Elements of bailment
To constitute a bailment the following elements must exist:
1. There must be a contract: A bailment is created by an agreement between the bailor and bailee. Such agreement may be express or implied by the conduct of the parties. Again it may be implied by law as in the case of a finder of goods.
2. Delivery actual or constructive: A bailment necessarily involves delivery of goods by bailor to bailee. The bailment involves change of possession and contract. Mere custody of goods without possession does not create relation of a bailor and bailee e.g. a servant in Possession of his master’s goods or a guest using his hoste’s goods is not a bailee.
Delivery may be actual or constructive. Actual delivery be made by handing over the goods to the bailee.

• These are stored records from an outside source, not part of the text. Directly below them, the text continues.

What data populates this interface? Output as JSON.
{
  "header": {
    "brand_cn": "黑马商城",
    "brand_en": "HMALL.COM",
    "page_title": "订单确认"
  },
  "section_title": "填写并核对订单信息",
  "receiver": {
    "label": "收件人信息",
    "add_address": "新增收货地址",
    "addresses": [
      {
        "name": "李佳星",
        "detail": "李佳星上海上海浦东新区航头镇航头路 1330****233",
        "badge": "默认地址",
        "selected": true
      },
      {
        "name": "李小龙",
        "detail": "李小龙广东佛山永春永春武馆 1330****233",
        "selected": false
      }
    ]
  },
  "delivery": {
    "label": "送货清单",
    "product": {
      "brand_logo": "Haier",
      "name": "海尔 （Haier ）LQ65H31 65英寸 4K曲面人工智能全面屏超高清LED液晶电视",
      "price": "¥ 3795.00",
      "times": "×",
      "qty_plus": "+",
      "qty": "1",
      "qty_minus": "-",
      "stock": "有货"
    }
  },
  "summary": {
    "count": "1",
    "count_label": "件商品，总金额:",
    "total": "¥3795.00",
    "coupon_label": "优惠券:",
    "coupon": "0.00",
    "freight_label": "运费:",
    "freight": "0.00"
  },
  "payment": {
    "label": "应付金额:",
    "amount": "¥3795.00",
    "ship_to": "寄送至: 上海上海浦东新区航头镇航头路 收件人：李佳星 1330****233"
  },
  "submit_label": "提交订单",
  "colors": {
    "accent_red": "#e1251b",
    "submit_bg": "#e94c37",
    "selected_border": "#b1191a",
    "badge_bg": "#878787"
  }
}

Constructive delivery or symbolic delivery may be made by doing something which has the effect of putting the goods in the possession of the intended bailee or of any person authorised to hold them on his behalf, Section 149.
3. Delivery for specific purpose: The delivery of goods by the bailor to bailee must be for a specific purpose. Delivery in any other manner does not create bailment.
4. Return in specie: The delivery is on the condition that as soon as the purpose is achieved the goods shall be returned in specie either in their original form or in an altered form or in an improved form. Alternatively they shall be disposed of according to the directions of the bailor.
5. Bailment must be of goods: Goods means every kind of movable property other than money and actionable claim. In a bailment it is only the possession that passes from the owner to the other person and not the ownership. Thus where goods are transferred by the owner to another for a price, it is a sale and not a bailment. Likewise, where money is deposited with a bank, there is no bailment but a relationship of debtor and creditor is created!